We can let user to pass arbitrary len up to 16 bytes. This has benefit in
fact that if in future this needs to be extended to say 32 bytes, it is
backward compatible. We just change the check in kernel.


>
>> 
>> > b) apply to all classifiers
>> > c) please post a usage example via iproute2/tc
>> > 
>> > I am going to post the action variant in the next while - will do some more
>> > testing first.
>> 
>> I believe we have to make the cls and ats cookies exactly the same.
>> 
>
>Probably - they are both needed. See the patch I just posted.
>
>cheers,
>jamal
>
Jamal Hadi Salim Jan. 14, 2017, 5:46 p.m. UTC | #16 
On 17-01-14 10:29 AM, Jiri Pirko wrote:
> Sat, Jan 14, 2017 at 04:03:17PM CET, jhs@mojatatu.com wrote:

> Fair. So could this be done like IFLA_PHYS_SWITCH_ID and
> IFLA_PHYS_PORT_ID. They can have variable size, max is MAX_PHYS_ITEM_ID_LEN
>
> We can let user to pass arbitrary len up to 16 bytes.

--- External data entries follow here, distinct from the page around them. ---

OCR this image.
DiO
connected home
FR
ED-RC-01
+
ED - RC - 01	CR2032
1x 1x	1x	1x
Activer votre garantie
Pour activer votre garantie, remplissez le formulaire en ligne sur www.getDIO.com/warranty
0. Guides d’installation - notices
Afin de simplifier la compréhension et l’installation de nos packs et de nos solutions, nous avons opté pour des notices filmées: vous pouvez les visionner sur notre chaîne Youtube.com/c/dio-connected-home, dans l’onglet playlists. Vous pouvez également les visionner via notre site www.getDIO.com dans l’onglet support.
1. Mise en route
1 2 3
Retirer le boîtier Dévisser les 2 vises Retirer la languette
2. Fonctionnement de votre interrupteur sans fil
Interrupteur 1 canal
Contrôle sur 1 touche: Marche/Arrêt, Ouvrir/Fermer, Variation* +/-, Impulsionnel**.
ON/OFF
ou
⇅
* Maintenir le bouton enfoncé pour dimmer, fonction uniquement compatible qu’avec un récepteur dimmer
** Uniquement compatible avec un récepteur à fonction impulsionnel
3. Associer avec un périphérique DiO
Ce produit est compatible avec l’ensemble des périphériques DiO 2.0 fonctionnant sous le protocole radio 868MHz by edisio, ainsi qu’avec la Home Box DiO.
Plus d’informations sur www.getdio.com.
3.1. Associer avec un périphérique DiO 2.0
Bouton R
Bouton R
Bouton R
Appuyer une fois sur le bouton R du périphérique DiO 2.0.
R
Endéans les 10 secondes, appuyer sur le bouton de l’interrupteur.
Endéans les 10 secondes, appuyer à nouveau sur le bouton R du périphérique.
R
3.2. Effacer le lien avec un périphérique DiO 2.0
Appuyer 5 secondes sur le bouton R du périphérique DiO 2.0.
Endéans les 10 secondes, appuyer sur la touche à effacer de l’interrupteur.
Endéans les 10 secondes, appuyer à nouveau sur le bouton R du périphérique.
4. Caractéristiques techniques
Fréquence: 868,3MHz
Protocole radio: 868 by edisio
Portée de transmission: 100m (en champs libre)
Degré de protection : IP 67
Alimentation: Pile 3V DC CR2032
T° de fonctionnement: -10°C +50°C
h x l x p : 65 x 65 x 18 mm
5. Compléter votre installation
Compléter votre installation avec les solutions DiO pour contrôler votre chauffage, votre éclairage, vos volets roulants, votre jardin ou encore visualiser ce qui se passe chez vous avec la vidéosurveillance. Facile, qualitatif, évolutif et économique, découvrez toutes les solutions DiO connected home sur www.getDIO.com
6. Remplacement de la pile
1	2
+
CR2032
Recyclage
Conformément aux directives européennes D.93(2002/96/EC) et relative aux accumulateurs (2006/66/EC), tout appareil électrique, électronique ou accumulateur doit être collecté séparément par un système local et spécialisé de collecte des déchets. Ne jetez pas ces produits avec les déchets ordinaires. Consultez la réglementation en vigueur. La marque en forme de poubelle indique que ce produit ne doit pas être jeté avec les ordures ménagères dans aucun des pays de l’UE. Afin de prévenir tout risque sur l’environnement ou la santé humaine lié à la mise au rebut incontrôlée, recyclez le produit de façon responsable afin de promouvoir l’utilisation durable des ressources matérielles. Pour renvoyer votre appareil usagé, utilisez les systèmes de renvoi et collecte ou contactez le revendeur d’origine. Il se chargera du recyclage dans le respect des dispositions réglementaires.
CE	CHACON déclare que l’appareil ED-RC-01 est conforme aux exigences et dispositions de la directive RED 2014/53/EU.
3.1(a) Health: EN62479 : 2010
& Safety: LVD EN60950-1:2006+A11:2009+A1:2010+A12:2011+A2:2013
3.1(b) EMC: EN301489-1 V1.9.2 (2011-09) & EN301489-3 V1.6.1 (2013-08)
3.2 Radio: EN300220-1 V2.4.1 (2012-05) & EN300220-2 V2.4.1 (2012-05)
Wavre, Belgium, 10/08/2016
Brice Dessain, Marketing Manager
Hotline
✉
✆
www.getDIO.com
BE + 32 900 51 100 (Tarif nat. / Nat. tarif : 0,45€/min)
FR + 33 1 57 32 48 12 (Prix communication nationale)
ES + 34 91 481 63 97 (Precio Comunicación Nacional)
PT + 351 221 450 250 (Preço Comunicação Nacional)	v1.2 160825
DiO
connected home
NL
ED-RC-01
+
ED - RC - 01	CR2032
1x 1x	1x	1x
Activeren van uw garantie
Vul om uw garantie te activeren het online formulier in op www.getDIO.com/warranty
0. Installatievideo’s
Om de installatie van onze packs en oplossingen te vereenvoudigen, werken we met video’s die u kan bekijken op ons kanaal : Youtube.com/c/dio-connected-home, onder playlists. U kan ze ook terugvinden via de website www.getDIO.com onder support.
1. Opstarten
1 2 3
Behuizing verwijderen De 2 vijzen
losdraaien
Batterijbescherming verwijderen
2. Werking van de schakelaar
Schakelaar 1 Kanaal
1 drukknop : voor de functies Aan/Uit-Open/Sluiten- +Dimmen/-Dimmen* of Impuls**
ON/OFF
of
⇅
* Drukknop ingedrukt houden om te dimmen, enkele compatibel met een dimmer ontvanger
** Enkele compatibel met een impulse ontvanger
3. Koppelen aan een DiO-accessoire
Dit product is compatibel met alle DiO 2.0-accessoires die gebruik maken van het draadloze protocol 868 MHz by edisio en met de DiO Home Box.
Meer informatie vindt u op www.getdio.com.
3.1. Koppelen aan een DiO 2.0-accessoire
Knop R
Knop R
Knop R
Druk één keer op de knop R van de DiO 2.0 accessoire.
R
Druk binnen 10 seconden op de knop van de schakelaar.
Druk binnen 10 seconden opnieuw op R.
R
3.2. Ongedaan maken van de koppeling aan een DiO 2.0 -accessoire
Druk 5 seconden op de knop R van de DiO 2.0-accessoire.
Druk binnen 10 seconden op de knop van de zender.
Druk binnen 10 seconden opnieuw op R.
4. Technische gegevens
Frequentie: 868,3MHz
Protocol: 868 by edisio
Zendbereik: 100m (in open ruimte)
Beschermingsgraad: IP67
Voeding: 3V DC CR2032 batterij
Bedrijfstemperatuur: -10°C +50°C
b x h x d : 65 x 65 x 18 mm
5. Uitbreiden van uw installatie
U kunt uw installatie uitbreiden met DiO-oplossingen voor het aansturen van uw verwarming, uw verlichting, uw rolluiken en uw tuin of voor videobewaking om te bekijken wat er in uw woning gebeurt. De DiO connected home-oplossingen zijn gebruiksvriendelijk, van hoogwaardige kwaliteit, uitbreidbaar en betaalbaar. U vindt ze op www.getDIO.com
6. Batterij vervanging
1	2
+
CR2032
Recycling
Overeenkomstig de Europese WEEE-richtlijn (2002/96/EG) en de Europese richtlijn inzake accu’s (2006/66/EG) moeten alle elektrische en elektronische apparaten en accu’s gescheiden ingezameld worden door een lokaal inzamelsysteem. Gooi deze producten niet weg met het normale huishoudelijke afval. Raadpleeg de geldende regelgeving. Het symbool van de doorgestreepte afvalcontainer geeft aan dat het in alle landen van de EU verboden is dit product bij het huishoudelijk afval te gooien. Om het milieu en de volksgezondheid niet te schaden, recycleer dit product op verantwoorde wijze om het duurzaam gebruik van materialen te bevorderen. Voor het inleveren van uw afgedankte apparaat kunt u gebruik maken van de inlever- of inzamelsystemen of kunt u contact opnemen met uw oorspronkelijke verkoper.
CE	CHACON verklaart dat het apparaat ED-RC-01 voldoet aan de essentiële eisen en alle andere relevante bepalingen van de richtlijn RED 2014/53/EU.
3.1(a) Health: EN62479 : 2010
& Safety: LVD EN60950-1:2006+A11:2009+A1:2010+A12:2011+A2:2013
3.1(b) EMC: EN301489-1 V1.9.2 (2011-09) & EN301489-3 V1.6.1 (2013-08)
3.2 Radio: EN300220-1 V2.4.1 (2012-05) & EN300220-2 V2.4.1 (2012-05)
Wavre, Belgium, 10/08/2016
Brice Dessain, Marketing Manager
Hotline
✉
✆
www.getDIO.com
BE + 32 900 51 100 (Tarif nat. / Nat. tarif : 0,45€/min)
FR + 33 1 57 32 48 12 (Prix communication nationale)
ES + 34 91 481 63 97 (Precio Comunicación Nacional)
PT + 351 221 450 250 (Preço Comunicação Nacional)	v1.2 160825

This has benefit in
> fact that if in future this needs to be extended to say 32 bytes, it is
> backward compatible. We just change the check in kernel.
>

Sure. Ive run out of time for now; but will work on a new version later.

cheers,
jamal
diff mbox

Patch

diff --git a/include/net/act_api.h b/include/net/act_api.h
index 1d71644..f299ed3 100644
--- a/include/net/act_api.h
+++ b/include/net/act_api.h
@@ -41,6 +41,7 @@  struct tc_action {
 	struct rcu_head			tcfa_rcu;
 	struct gnet_stats_basic_cpu __percpu *cpu_bstats;
 	struct gnet_stats_queue __percpu *cpu_qstats;
+	u64	cookie;
 };
 #define tcf_head	common.tcfa_head
 #define tcf_index	common.tcfa_index
diff --git a/include/uapi/linux/pkt_cls.h b/include/uapi/linux/pkt_cls.h
index cb4bcdc..2e968ee 100644
--- a/include/uapi/linux/pkt_cls.h
+++ b/include/uapi/linux/pkt_cls.h
@@ -67,6 +67,7 @@  enum {
 	TCA_ACT_INDEX,
 	TCA_ACT_STATS,
 	TCA_ACT_PAD,
+	TCA_ACT_COOKIE,
 	__TCA_ACT_MAX
 };
 
diff --git a/net/sched/act_api.c b/net/sched/act_api.c
index 2095c83..97eae6b 100644
--- a/net/sched/act_api.c
+++ b/net/sched/act_api.c
@@ -26,6 +26,7 @@ 
 #include <net/sch_generic.h>
 #include <net/act_api.h>
 #include <net/netlink.h>
+#include <net/tc_act/tc_gact.h>
 
 static void free_tcf(struct rcu_head *head)
 {
@@ -467,17 +468,21 @@  int tcf_action_destroy(struct list_head *actions, int bind)
 	return a->ops->dump(skb, a, bind, ref);
 }
 
-int
-tcf_action_dump_1(struct sk_buff *skb, struct tc_action *a, int bind, int ref)
+int tcf_action_dump_1(struct sk_buff *skb, struct tc_action *a, int bind,
+		      int ref)
 {
 	int err = -EINVAL;
 	unsigned char *b = skb_tail_pointer(skb);
 	struct nlattr *nest;
+	u64 cookie = a->cookie;
 
 	if (nla_put_string(skb, TCA_KIND, a->ops->kind))
 		goto nla_put_failure;
 	if (tcf_action_copy_stats(skb, a, 0))
 		goto nla_put_failure;
+	if (nla_put_u64_64bit(skb, TCA_ACT_COOKIE, cookie, TCA_ACT_PAD))
+		goto nla_put_failure;
+
 	nest = nla_nest_start(skb, TCA_OPTIONS);
 	if (nest == NULL)
 		goto nla_put_failure;
@@ -578,6 +583,11 @@  struct tc_action *tcf_action_init_1(struct net *net, struct nlattr *nla,
 	if (err < 0)
 		goto err_mod;
 
+	if (tb[TCA_ACT_COOKIE])
+		a->cookie = nla_get_u64(tb[TCA_ACT_COOKIE]);
+	else
+		a->cookie = 0; /* kernel uses 0 */
+
 	/* module count goes up only when brand new policy is created
 	 * if it exists and is only bound to in a_o->init() then
 	 * ACT_P_CREATED is not returned (a zero is).